Down 25% Year-To-Date: Buy Chile On Overblown Political Fear by Ian Bezek

in syndication •  8 months ago 


  • Chile is the world's worst performing equity market this year.
  • That's rather surprising given the host of problems other countries have seen in 2019.
  • Chilean stocks are priced for a major recovery.
  • This idea was discussed in more depth with members of my private investing community, Ian's Insider Corner. Get started today »

If you asked investors what the worst-performing country ETF was this year, I'd bet that few would get the right answer. Surely Argentina (ARGT) would be in the running, given its huge market crash in August, right? Did Brexit throw the UK (EWU) for a loop? Turkey (TUR) comes to mind with its severe political problems earlier this year. If not those, how about Hong Kong (EWH) with its escalating protests and uncertainty around its situation with China, right?

Nope, none of those are 2019's worst-performing dog. While 17 countries have produced gains of just 4% or less for the year, Chile (ECH) has only two serious rivals - Pakistan (PAK) and Nigeria (NGE) for worst country ETF of the year according to Seeking Alpha's country ETF tool:

Source. Data as of November 27th.

Given the huge gains in so many global markets this year, there's definitely good reason to give Chile and these other underperforming markets a look for a potential reversion to the mean trade going forward.

Why Chile Slumped

While the political situation in Chile hasn't garnered the same foreign press as, say, Hong Kong, investors have clearly tuned in. Things kicked off in October, when a proposed metro fare hike led to popular unrest against the unpopular right-wing government there. Things quickly escalated and within days, you started seeing massive demonstrations like this:

Source: Hugo Morales/Wikipedia

During the course of these protests, demonstrators vandalized numerous metro stations and burned down more than a dozen of them. The state responded with a curfew, a declaration of a state of emergency, and the use of the army to quell unrest. Throughout the demonstrations, in total, several thousand protesters were injured, several thousand more were arrested, and 26 people have died.

The president survived calls to step down, and instead reorganized his cabinet, dismissing many of its former members. The government also agreed to a referendum on drafting a new constitution, as the current one has remained in place since the Pinochet dictatorship days.

What's It Mean?

Unlike Argentina and its recent political happenings, it's not so clear what a worst-case scenario for Chile potentially looks like. A country like Argentina has a long history of regularly electing left-wing governments, experiencing hyperinflation, and defaulting on its sovereign debt. So this cycle potentially repeating isn't a bolt out of the blue there. By contrast, Chile has been one of South America's stalwart pro-business countries since the 1970s, so any signs of political unrest shake up investors' outlook much more.
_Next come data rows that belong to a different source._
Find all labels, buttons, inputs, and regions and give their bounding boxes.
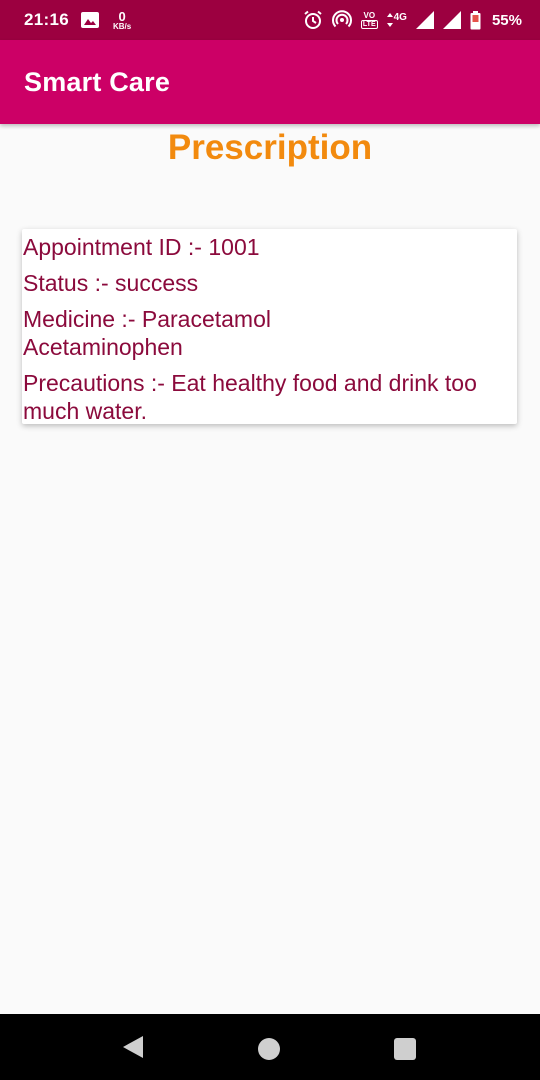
screen: 21:16 0 KB/s VO LTE 4G 55% Smart Care Pr…: [0, 0, 540, 1080]
status-left: 21:16 0 KB/s: [24, 10, 131, 31]
network-speed-unit: KB/s: [112, 21, 132, 31]
medicine-text-line-1: Medicine :- Paracetamol: [23, 306, 271, 332]
battery-icon: [470, 10, 481, 30]
status-right: VO LTE 4G 55%: [303, 10, 522, 30]
volte-bottom: LTE: [360, 19, 378, 29]
battery-percent: 55%: [491, 11, 522, 29]
signal-icon: [415, 11, 434, 29]
network-type: 4G: [386, 12, 407, 28]
prescription-card: Appointment ID :- 1001 Status :- success…: [22, 229, 517, 424]
navigation-bar: [0, 1014, 540, 1080]
volte-top: VO: [363, 10, 376, 20]
hotspot-icon: [331, 10, 352, 30]
signal-icon-2: [442, 11, 461, 29]
medicine-text-line-2: Acetaminophen: [23, 334, 183, 360]
image-icon: [80, 12, 99, 28]
page-title: Prescription: [167, 128, 373, 167]
recents-icon[interactable]: [394, 1038, 416, 1060]
appointment-id-text: Appointment ID :- 1001: [23, 234, 260, 260]
precautions-text-line-1: Precautions :- Eat healthy food and drin…: [23, 370, 477, 396]
app-bar: Smart Care: [0, 40, 540, 124]
volte-icon: VO LTE: [360, 10, 378, 29]
network-speed: 0 KB/s: [113, 10, 131, 31]
network-speed-value: 0: [118, 8, 126, 24]
back-icon[interactable]: [121, 1035, 145, 1059]
alarm-icon: [303, 10, 323, 30]
app-title: Smart Care: [24, 66, 171, 97]
network-type-label: 4G: [393, 12, 407, 23]
precautions-text-line-2: much water.: [23, 398, 147, 424]
status-time: 21:16: [24, 10, 69, 29]
status-text: Status :- success: [23, 270, 199, 296]
home-icon[interactable]: [258, 1038, 280, 1060]
status-bar: 21:16 0 KB/s VO LTE 4G 55%: [0, 0, 540, 40]
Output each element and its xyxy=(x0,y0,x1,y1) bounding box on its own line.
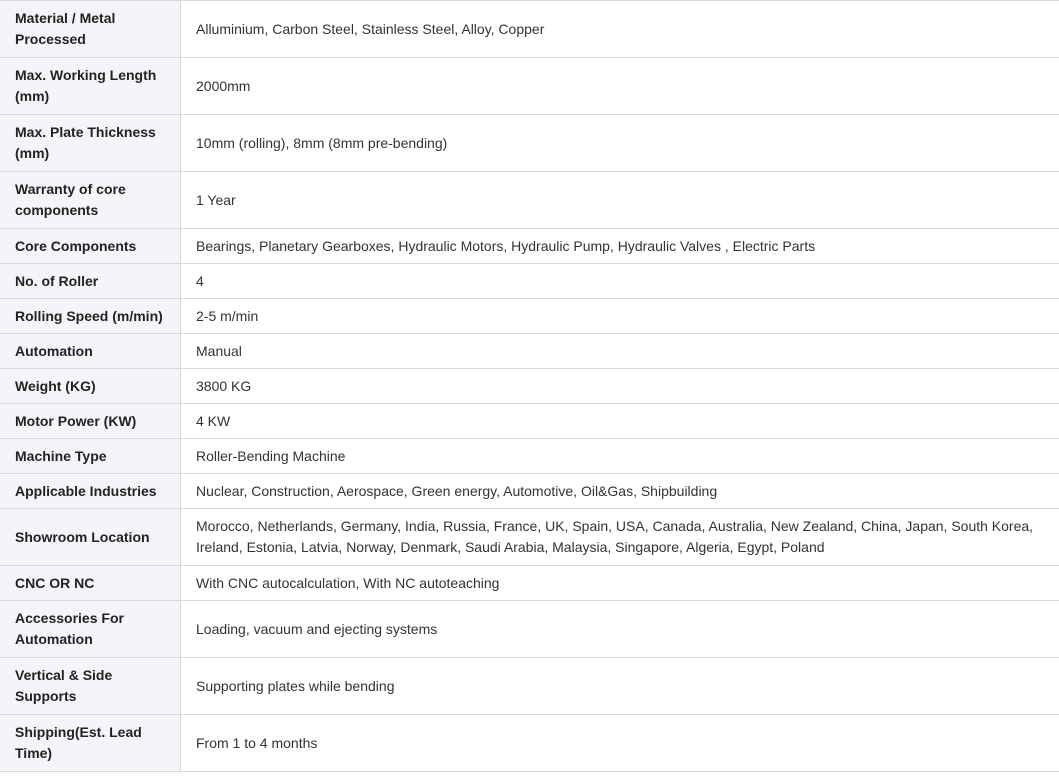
spec-value: Morocco, Netherlands, Germany, India, Ru… xyxy=(180,508,1059,566)
spec-row-roller-count: No. of Roller 4 xyxy=(0,263,1059,299)
spec-row-automation: Automation Manual xyxy=(0,333,1059,369)
spec-label: Rolling Speed (m/min) xyxy=(0,298,181,334)
spec-row-motor-power: Motor Power (KW) 4 KW xyxy=(0,403,1059,439)
spec-value: Manual xyxy=(180,333,1059,369)
spec-label: Shipping(Est. Lead Time) xyxy=(0,714,181,772)
spec-row-accessories: Accessories For Automation Loading, vacu… xyxy=(0,600,1059,658)
spec-row-weight: Weight (KG) 3800 KG xyxy=(0,368,1059,404)
spec-row-cnc: CNC OR NC With CNC autocalculation, With… xyxy=(0,565,1059,601)
spec-label: Vertical & Side Supports xyxy=(0,657,181,715)
spec-label: Showroom Location xyxy=(0,508,181,566)
spec-label: Warranty of core components xyxy=(0,171,181,229)
spec-label: Applicable Industries xyxy=(0,473,181,509)
spec-row-industries: Applicable Industries Nuclear, Construct… xyxy=(0,473,1059,509)
spec-label: Accessories For Automation xyxy=(0,600,181,658)
spec-row-supports: Vertical & Side Supports Supporting plat… xyxy=(0,657,1059,715)
spec-value: Nuclear, Construction, Aerospace, Green … xyxy=(180,473,1059,509)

As a result, investors are more uncertain of how far to knock down Chilean valuation multiples. Up until last year, Chile was historically one of the most expensive emerging markets with its stocks often trading at a P/E ratio of 20 and up.

This data source updates once a month; the P/E ratio is now down to ~15 with the subsequent decline in prices since the last data point.

That's with good reason, it has one of the most stable economies from a macro perspective, with sound money, a highly-respected central bank, and a diversified GDP base that counter-cyclically manages its most important resource: copper.

It was hard to get excited about Chilean stocks because their excellence was priced into the market. As such, I've rarely recommended Chilean shares despite my focus on Latin American stocks, and the fact that I've lived in the region for the past six years. In fact, my last big buy recommendation in Chile prior to this fall was on winemaker Concha y Toro back in early 2017.

In any case, though, Chilean stocks are down more than 50% from their 2018 highs, in dollar terms. And that's not because of any particular problems with the economy at present; GDP growth had been generally slow for the past five years or so and has actually improved of late. In any case, Chilean equities haven't tracked GDP growth that directly.

Until recently, you could count on the Chilean Peso to largely follow the price of copper.